L’invention parut fort bonne à Robert, qui allait régulièrement toutes les nuits, à l’heure convenue, sous la fenêtre de sa maîtresse. Par ce moyen, il avait quelquefois le plaisir de la voir, et quelquefois la douleur de s’en retourner comme il était venu. Ce manège durait depuis plusieurs mois, lorsqu’une nuit le mari rencontra par hasard le fil, en promenant ses pieds dans le lit ; il y porta la main, et le trouvant attaché à l’orteil de sa femme, il ne douta point qu’il n’y eût du mystère. Il en fut entièrement convaincu quand il vit que ce fil aboutissait à la fenêtre et descendait dans la rue. Pour être mieux éclairci, il crut devoir ne rien précipiter. C’est pourquoi il le détacha tout doucement du pied de sa femme et le mit au sien pour voir ce qui arriverait. À peine l’y eut-il attaché que Robert, arrivé au rendez-vous, se mit à le tirer. Le mari le sentit ; mais soit qu’il ne fût pas bien noué, soit que le galant eût tiré trop fort, il coula dans les mains de celui-ci, qui jugea par ce signe qu’il devait attendre. Le mari, transporté par son humeur jalouse, s’habille à la hâte, s’arme de son épée, et descend incontinent à la rue, dans le dessein d’égorger tout ce qu’il rencontrerait. Robert, voyant qu’on ouvrait la porte avec bruit et sans aucune précaution, soupçonna que ce pouvait être le mari et recula quelques pas. Il n’en douta plus lorsqu’il l’entendit, et prit aussitôt la fuite. Henriet, qui ne manquait pas de courage, quoique de race roturière, courut après lui l’épée à la main. Robert, se voyant toujours poursuivi, tire la sienne et se met en garde ; ils se battent et se chamaillent longtemps sans se faire aucun mal.

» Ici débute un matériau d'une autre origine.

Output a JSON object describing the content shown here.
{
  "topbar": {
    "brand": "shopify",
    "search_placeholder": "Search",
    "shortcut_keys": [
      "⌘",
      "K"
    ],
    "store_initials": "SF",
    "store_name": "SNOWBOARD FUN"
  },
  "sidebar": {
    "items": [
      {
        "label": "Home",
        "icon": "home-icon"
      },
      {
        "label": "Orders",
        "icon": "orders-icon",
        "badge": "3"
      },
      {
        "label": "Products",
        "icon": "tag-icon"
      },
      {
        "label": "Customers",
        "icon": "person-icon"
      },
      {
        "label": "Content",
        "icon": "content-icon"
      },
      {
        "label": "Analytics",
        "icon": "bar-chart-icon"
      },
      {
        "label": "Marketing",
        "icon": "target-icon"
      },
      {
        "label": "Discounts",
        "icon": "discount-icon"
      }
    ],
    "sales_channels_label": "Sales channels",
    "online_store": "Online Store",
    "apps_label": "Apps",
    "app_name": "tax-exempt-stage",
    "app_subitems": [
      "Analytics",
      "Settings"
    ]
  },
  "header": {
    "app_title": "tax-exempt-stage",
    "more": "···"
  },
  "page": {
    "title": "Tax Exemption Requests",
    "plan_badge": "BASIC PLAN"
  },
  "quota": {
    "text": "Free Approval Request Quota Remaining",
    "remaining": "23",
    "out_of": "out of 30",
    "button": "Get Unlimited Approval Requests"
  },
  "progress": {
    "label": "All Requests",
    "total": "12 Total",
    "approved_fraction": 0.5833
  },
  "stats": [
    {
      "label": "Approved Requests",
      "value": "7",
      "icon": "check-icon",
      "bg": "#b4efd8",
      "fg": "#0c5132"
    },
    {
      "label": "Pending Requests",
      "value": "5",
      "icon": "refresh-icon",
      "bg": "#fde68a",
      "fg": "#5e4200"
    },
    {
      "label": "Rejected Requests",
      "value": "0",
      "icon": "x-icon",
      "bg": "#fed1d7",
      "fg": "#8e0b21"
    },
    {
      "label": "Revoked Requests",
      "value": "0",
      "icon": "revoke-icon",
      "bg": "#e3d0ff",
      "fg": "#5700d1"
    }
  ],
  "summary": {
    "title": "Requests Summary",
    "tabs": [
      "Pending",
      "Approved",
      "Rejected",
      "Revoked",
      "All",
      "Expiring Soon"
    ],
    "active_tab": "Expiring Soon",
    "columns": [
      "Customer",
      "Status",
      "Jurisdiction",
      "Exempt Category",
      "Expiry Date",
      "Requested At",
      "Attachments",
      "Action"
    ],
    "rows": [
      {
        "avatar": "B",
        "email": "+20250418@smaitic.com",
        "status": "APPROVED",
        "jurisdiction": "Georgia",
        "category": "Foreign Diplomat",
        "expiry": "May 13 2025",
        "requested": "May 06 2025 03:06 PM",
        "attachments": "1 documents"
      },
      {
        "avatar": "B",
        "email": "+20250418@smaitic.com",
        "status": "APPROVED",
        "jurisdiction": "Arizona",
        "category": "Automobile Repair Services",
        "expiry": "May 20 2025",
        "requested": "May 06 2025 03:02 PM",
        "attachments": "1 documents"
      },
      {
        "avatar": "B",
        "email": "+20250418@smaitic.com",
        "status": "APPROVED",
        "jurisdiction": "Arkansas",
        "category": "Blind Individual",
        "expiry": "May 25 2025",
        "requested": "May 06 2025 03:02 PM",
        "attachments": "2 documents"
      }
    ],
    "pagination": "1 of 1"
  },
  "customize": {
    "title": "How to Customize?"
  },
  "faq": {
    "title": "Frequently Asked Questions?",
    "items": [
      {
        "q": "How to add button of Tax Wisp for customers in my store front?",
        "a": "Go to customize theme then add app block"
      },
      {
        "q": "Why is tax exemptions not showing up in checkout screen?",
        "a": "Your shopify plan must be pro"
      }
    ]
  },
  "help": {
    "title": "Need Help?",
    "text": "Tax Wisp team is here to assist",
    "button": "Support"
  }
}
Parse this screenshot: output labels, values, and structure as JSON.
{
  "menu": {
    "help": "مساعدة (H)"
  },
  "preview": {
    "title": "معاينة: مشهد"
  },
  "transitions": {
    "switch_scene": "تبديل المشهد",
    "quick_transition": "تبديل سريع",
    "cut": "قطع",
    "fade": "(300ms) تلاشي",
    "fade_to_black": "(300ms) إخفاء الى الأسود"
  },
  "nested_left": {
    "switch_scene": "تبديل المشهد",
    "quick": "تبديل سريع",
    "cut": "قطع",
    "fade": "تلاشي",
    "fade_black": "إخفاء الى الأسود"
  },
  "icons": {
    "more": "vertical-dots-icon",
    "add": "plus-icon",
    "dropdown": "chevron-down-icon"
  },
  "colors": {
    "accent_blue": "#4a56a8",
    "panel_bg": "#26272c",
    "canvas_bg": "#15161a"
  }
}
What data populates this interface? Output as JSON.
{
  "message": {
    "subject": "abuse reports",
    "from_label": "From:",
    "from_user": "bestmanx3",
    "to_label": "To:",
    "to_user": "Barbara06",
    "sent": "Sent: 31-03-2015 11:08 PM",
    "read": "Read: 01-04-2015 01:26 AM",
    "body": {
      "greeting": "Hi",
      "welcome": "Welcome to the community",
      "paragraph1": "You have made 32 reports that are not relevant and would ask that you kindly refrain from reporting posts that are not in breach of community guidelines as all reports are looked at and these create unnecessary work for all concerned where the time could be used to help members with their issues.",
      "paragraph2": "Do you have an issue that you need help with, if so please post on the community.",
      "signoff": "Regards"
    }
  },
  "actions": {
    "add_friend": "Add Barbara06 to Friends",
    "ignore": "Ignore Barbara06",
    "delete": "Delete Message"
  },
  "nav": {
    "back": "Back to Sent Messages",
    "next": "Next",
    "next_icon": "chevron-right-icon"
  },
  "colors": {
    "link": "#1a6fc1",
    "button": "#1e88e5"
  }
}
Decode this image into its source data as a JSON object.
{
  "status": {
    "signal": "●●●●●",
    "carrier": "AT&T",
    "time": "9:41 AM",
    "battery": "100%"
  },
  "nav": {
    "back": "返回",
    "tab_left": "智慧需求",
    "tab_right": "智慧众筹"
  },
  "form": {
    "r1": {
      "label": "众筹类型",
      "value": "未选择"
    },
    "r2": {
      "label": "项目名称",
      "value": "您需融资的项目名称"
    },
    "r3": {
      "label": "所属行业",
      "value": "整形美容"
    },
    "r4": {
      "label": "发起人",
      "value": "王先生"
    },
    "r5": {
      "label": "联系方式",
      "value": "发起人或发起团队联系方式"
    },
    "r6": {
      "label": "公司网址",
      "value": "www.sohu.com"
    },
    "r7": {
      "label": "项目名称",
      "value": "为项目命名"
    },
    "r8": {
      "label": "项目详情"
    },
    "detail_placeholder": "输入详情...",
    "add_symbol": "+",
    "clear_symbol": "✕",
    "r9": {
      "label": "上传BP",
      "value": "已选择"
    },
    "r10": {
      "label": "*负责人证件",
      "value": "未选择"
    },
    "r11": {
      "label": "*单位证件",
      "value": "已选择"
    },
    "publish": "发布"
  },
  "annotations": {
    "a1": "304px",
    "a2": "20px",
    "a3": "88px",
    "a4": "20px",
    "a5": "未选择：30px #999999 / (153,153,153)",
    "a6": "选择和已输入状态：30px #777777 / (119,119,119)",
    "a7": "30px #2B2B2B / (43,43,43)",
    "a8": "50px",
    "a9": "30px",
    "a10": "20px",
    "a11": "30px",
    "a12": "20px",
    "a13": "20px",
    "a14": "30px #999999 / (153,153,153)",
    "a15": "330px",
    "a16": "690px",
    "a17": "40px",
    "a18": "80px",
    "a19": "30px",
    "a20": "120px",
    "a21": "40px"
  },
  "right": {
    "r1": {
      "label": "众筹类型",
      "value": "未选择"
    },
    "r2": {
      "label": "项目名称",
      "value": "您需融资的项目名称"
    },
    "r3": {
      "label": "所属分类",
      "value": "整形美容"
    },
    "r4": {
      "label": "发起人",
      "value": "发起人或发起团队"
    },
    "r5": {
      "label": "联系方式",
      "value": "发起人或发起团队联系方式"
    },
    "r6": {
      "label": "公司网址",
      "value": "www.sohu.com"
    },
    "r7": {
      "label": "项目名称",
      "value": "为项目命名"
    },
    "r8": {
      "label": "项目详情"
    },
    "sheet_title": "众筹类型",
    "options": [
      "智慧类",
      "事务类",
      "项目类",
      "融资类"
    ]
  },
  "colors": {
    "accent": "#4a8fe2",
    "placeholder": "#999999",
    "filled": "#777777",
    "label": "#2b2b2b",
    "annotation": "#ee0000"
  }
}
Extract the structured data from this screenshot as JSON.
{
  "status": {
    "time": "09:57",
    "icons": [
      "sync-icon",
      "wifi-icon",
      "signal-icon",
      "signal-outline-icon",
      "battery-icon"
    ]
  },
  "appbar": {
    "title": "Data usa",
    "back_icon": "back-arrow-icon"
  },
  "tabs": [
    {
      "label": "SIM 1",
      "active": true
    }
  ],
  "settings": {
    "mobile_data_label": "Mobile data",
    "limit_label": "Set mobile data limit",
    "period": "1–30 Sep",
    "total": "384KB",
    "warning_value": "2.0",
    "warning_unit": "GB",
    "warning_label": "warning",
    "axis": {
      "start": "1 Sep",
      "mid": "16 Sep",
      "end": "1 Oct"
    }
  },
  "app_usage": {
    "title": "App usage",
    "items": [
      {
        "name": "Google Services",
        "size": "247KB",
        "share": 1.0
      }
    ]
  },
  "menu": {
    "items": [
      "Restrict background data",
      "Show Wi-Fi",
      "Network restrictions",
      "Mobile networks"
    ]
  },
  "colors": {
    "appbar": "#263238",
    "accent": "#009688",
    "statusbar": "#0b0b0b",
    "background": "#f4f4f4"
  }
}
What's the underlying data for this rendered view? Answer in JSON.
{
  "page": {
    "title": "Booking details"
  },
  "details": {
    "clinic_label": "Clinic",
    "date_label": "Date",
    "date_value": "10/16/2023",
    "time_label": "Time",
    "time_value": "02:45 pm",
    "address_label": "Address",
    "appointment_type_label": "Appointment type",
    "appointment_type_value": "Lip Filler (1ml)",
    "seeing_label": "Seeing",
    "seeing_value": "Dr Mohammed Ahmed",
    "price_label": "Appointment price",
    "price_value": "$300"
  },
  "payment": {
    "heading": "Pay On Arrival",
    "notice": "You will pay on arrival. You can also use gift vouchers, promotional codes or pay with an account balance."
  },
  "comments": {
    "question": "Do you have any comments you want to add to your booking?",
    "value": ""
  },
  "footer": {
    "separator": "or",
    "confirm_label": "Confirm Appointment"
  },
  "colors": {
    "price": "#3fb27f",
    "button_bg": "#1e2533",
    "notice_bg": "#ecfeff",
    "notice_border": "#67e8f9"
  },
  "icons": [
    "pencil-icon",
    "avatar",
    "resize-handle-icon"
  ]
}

Madame Simone, qui s’était éveillée au bruit qu’avait fait son mari en ouvrant la porte de la chambre, trouvant le fil coupé, comprit que son intrigue était découverte, et jugea que son mari avait couru après son amant. Ne sachant trop comment se tirer d’un si mauvais pas, elle se lève en diligence, et, prévoyant ce qui devait arriver, elle imagine tout à coup un moyen pour se disculper. Elle appelle sa servante, qui était dans sa confidence, et qui lui rendait tous les services qui dépendaient d’elle : elle fait si bien, par ses prières et ses sollicitations, qu’elle l’engage à se mettre à sa place, dans son lit, et à souffrir patiemment, sans se faire connaître, les coups que son mari pourrait lui donner, avec promesse de l’en récompenser si bien, qu’elle aurait de quoi vivre sans travailler. Cela fait, elle éteignit la lampe que le mari, par jalousie, gardait allumée toute la nuit, et alla se cacher en attendant le dénoûment de la comédie.

Les voisins, éveillés par le bruit que faisaient dans la rue Henriet et Robert, se mirent aux fenêtres et leur dirent des injures. L’un et l’autre, craignant d’être reconnus, se séparèrent fort fatigués, sans s’être fait la moindre blessure. Le mari, furieux de n’avoir pu ni tuer ni reconnaître son adversaire, n’a pas plutôt mis le pied dans sa chambre, qu’il crie comme un enragé : « Où es-tu, scélérate ? tu as beau éteindre la lumière, tu n’échapperas pas à mon juste courroux. » Il s’approche du lit, et, croyant se jeter sur la coupable, il assomme de coups la pauvre servante, lui meurtrit les épaules, la tête, le visage, et finit par lui couper les cheveux, lui disant des injures que l’honnêteté ne me permet pas de répéter. Cette misérable fille pleurait de tout son cœur ; et, quoique la douleur lui arrachât de temps en temps cette exclamation : Hélas ! je n’en puis plus ! sa voix était si entremêlée de sanglots, et le jaloux si transporté, qu’il ne reconnut point son erreur. Enfin, las de la battre et de l’injurier : « Infâme, lui dit-il en se retirant, ne pense pas qu’après une action de cette nature je te garde davantage chez moi. Je vais tout conter à tes frères et les prier de te venir prendre. Ils feront de toi ce qu’ils jugeront à propos. Pour moi, j’y renonce pour la vie. »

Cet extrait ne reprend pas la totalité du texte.